Thursday 7 February 2013

Comparing prices and rents in Central London with new data

Posted by Dr Philippe Bracke, LSE and SERC 

As homeownership rates fall across the country, ‘Generation Rent’ seems here to stay. But beyond the media coverage, we know surprisingly little about the private rented sector – even down to the most basic issue: price dynamics.

The National Statistician's Review of Official Housing Market Statistics, issued in September 2012, has identified the lack of an official private rental index as one of the three major issues currently affecting housing market statistics. That ‘data gap’ makes it harder for policymakers to make effective decisions.

When official sources are inadequate, private datasets can be very useful. In recent research for SERC I analyse rental data from John D Wood & Co., a real estate agency. My main focus is on how prices and rents relate. The price-rent ratio – or its inverse, the rental yield – is an important determinant of people’s tenure decisions. And for investors, yields are fundamental to assess the viability of real estate investments.

Having access to individual rental contracts, as well as individual sales, I can compare prices and rents for properties with similar characteristics. I start by computing average prices and rents within “cells” of properties with homogeneous characteristics (eg, 2-bedroom flats in SW7). Using data for the period from 2004 to 2011, I identify two patterns:
  1. Bigger properties display lower yields (higher price-rent ratios): this applies to houses vs. flats, but also to big flats vs. small flats. 
  2. Properties located in more expensive neighbourhoods deliver lower yields.
These patterns are well-known among market practitioners. Moreover, they are not limited to these years or to Central London specifically: in the nineties, the Joseph Rowntree Foundation produced a report on rents and yields that highlighted the same stylised facts. However, these patterns have not been the subject of academic studies, so far.

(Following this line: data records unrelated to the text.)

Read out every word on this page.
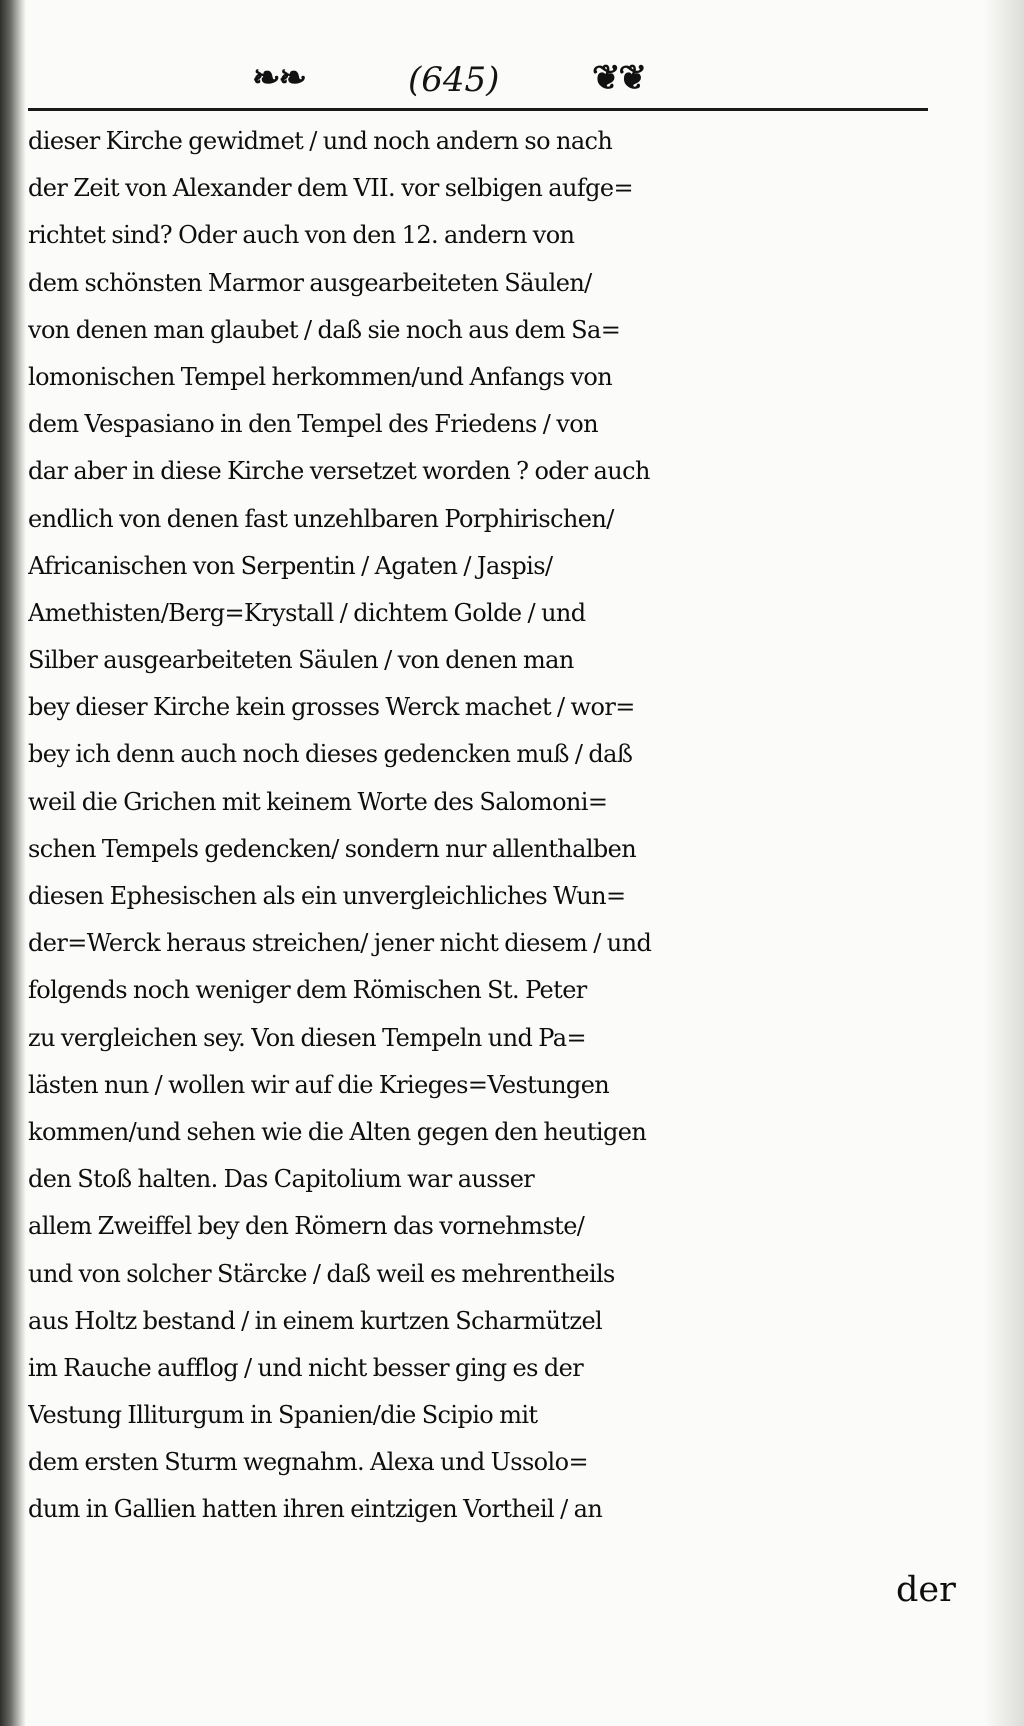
❧❧	(645)	❦❦
dieser Kirche gewidmet / und noch andern so nach
der Zeit von Alexander dem VII. vor selbigen aufge=
richtet sind? Oder auch von den 12. andern von
dem schönsten Marmor ausgearbeiteten Säulen/
von denen man glaubet / daß sie noch aus dem Sa=
lomonischen Tempel herkommen/und Anfangs von
dem Vespasiano in den Tempel des Friedens / von
dar aber in diese Kirche versetzet worden ? oder auch
endlich von denen fast unzehlbaren Porphirischen/
Africanischen von Serpentin / Agaten / Jaspis/
Amethisten/Berg=Krystall / dichtem Golde / und
Silber ausgearbeiteten Säulen / von denen man
bey dieser Kirche kein grosses Werck machet / wor=
bey ich denn auch noch dieses gedencken muß / daß
weil die Grichen mit keinem Worte des Salomoni=
schen Tempels gedencken/ sondern nur allenthalben
diesen Ephesischen als ein unvergleichliches Wun=
der=Werck heraus streichen/ jener nicht diesem / und
folgends noch weniger dem Römischen St. Peter
zu vergleichen sey. Von diesen Tempeln und Pa=
lästen nun / wollen wir auf die Krieges=Vestungen
kommen/und sehen wie die Alten gegen den heutigen
den Stoß halten. Das Capitolium war ausser
allem Zweiffel bey den Römern das vornehmste/
und von solcher Stärcke / daß weil es mehrentheils
aus Holtz bestand / in einem kurtzen Scharmützel
im Rauche aufflog / und nicht besser ging es der
Vestung Illiturgum in Spanien/die Scipio mit
dem ersten Sturm wegnahm. Alexa und Ussolo=
dum in Gallien hatten ihren eintzigen Vortheil / an
der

Standard methodologies cannot take into account unobservable “quality” differences between properties. Results will be biased if, for instance, within a same cell properties for sale have higher quality than properties for rent. To overcome this issue, I run a more sophisticated analysis on a subset of the data. For each rental property in the dataset, I search the Land Registry (which contains all sales in England) and check when the property was last sold. If the property was sold less than six months before the beginning of the rental contract, I match its price and rent and compute its rental yield directly. Reassuringly, the results that I obtain with this subset of the data confirm the two patterns described above.

What explains these persistent differences in yields between properties of the same city? One reason could be unobserved costs. If transaction costs rise less than proportionally with prices, for instance, trading smaller properties becomes relatively more expensive. These extra costs would offset the higher gross yield for smaller properties so that ex-post returns are equalised. Or maybe ex-post returns are truly different: more expensive properties and exclusive areas display lower rental yields because they are perceived as safer, or, alternatively, investors expect to gain from pure price appreciation, not from rental income.